Neste documento afirma-se que os serviços de cuidados deveriam estar ao alcance de todos, independentemente da idade, género ou estatuto social, e que deveriam ser de elevada qualidade e centrados na pessoa, mantendo a sua autonomia e garantindo a sua dignidade, etc. Segundo o mesmo documento, a realidade na Europa, para os idosos, é que quase metade das pessoas com 65 anos ou mais com necessidades de cuidados de longo prazo não têm o apoio necessário para cuidados pessoais e da sua casa. Em 2050 estima-se que 38,1 milhões de pessoas precisarão de cuidados de longo prazo, mais 23,5% do que em 2019.
Portanto, já hoje, metade dos europeus com 65 e mais anos não têm o apoio de que necessitam.
Porquê? Além da falta de informação, o que falta, efetivamente é cuidadores habilitados e a custos que as pessoas consigam suportar, quer a opção seja o cuidado domiciliário, quer seja em lar residencial. Faltam trabalhadores que queiram ter esta profissão. E se existem, nem todos são qualificados, técnica e humanamente.
"Além da falta de informação, o que falta, efetivamente é cuidadores habilitados e a custos que as pessoas consigam suportar, quer a opção seja o cuidado domiciliário, quer seja em lar residencial."
O documento europeu que já referi explica que é necessário facilitar aos potenciais cuidadores acesso ao mercado de trabalho e criar efetivamente mais emprego no setor. Mais de 9,1 milhões de pessoas, sobretudo mulheres, trabalham formalmente na UE no setor dos cuidados, tipicamente com baixos salários e parcas condições de trabalho, o que dificulta a retenção e a atração de novos trabalhadores.
Onde está quem quer trabalhar num setor tão exigente quanto o dos cuidados? Onde está a formação de que essas pessoas precisam para efetivamente poderem prestar serviços de qualidade? O que é um salário digno? Quanto estamos dispostos, como sociedade, a investir nisto?
Muitos dos cerca de 52 milhões de europeus que prestam cuidados informais de longo prazo não são capazes de participar de forma integral no mercado de trabalho, diminuindo as receitas públicas e aumentando a falta de pessoas no mercado de trabalho. Em 2019 os estados-membros gastaram uma média de 1,7% do PIB em cuidados de longo prazo, tendo a OIT estimado que um aumento para 1,9% resultaria na criação de 13,6 milhões de empregos adicionais.
Onde estão as políticas das empresas e de outras organizações para apoiarem os seus trabalhadores que são cuidadores informais, porque as famílias não têm alternativas? Onde estão as políticas públicas para um investimento credível no aumento de profissionais na área dos cuidados?
Se se aumentar a qualidade dos cuidados serão menores as admissões hospitalares, aliviando as pressões no setor da saúde. Mas onde está o investimento na criação de um sistema de cuidados capaz, que possa realmente cumprir a sua função com qualidade?
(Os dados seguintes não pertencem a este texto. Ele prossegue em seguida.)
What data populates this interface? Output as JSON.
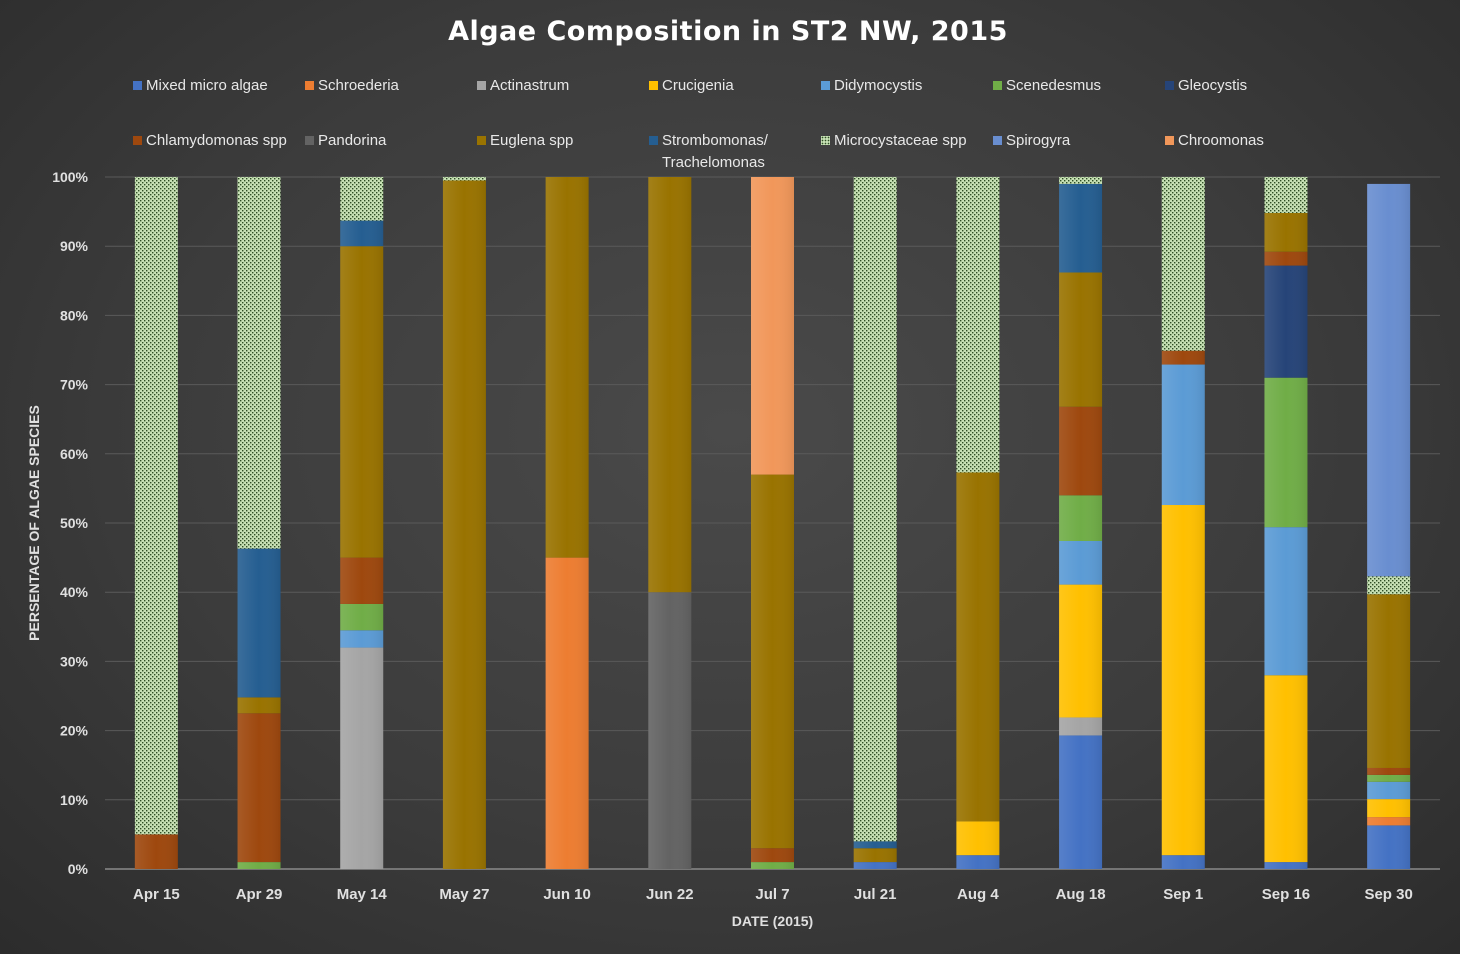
{
  "chart_data": {
    "type": "bar",
    "stacked": true,
    "percent": true,
    "title": "Algae Composition in ST2 NW, 2015",
    "xlabel": "DATE (2015)",
    "ylabel": "PERSENTAGE OF ALGAE SPECIES",
    "ylim": [
      0,
      100
    ],
    "yticks": [
      "0%",
      "10%",
      "20%",
      "30%",
      "40%",
      "50%",
      "60%",
      "70%",
      "80%",
      "90%",
      "100%"
    ],
    "grid": true,
    "legend_position": "top",
    "categories": [
      "Apr 15",
      "Apr 29",
      "May 14",
      "May 27",
      "Jun 10",
      "Jun 22",
      "Jul 7",
      "Jul 21",
      "Aug 4",
      "Aug 18",
      "Sep 1",
      "Sep 16",
      "Sep 30"
    ],
    "series": [
      {
        "name": "Mixed micro algae",
        "color": "#4472c4",
        "values": [
          0,
          0,
          0,
          0,
          0,
          0,
          0,
          1,
          2,
          19.3,
          2,
          1,
          6.3
        ]
      },
      {
        "name": "Schroederia",
        "color": "#ed7d31",
        "values": [
          0,
          0,
          0,
          0,
          45,
          0,
          0,
          0,
          0,
          0,
          0,
          0,
          1.2
        ]
      },
      {
        "name": "Actinastrum",
        "color": "#a5a5a5",
        "values": [
          0,
          0,
          32,
          0,
          0,
          0,
          0,
          0,
          0,
          2.6,
          0,
          0,
          0
        ]
      },
      {
        "name": "Crucigenia",
        "color": "#ffc000",
        "values": [
          0,
          0,
          0,
          0,
          0,
          0,
          0,
          0,
          4.9,
          19.2,
          50.6,
          27,
          2.6
        ]
      },
      {
        "name": "Didymocystis",
        "color": "#5b9bd5",
        "values": [
          0,
          0,
          2.5,
          0,
          0,
          0,
          0,
          0,
          0,
          6.3,
          20.3,
          21.4,
          2.5
        ]
      },
      {
        "name": "Scenedesmus",
        "color": "#70ad47",
        "values": [
          0,
          1,
          3.8,
          0,
          0,
          0,
          1,
          0,
          0,
          6.6,
          0,
          21.6,
          1
        ]
      },
      {
        "name": "Gleocystis",
        "color": "#264478",
        "values": [
          0,
          0,
          0,
          0,
          0,
          0,
          0,
          0,
          0,
          0,
          0,
          16.2,
          0
        ]
      },
      {
        "name": "Chlamydomonas spp",
        "color": "#9e480e",
        "values": [
          5,
          21.5,
          6.7,
          0,
          0,
          0,
          2,
          0,
          0,
          12.8,
          2,
          2,
          1
        ]
      },
      {
        "name": "Pandorina",
        "color": "#636363",
        "values": [
          0,
          0,
          0,
          0,
          0,
          40,
          0,
          0,
          0,
          0,
          0,
          0,
          0
        ]
      },
      {
        "name": "Euglena spp",
        "color": "#997300",
        "values": [
          0,
          2.3,
          45,
          99.5,
          55,
          60,
          54,
          2,
          50.4,
          19.4,
          0,
          5.6,
          25.1
        ]
      },
      {
        "name": "Strombomonas/ Trachelomonas",
        "color": "#255e91",
        "values": [
          0,
          21.5,
          3.7,
          0,
          0,
          0,
          0,
          1,
          0,
          12.8,
          0,
          0,
          0
        ]
      },
      {
        "name": "Microcystaceae spp",
        "color": "#c6e0b4",
        "pattern": "dotted",
        "values": [
          95,
          53.7,
          6.3,
          0.5,
          0,
          0,
          0,
          96,
          42.7,
          1,
          25.1,
          5.2,
          2.6
        ]
      },
      {
        "name": "Spirogyra",
        "color": "#698ed0",
        "values": [
          0,
          0,
          0,
          0,
          0,
          0,
          0,
          0,
          0,
          0,
          0,
          0,
          56.7
        ]
      },
      {
        "name": "Chroomonas",
        "color": "#f1975a",
        "values": [
          0,
          0,
          0,
          0,
          0,
          0,
          43,
          0,
          0,
          0,
          0,
          0,
          0
        ]
      }
    ]
  }
}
Este breve quadro deveria ser suficiente para nos mobilizar enquanto sociedade, a começar a perceber o sistema e a desenvolver ações para o melhorar. Alterar o sistema, precisamente porque é complexo, implicará necessariamente uma ação colaborativa, envolvendo múltiplos parceiros, com diferentes saberes e recursos, numa verdadeira mudança de um sistema de sistemas.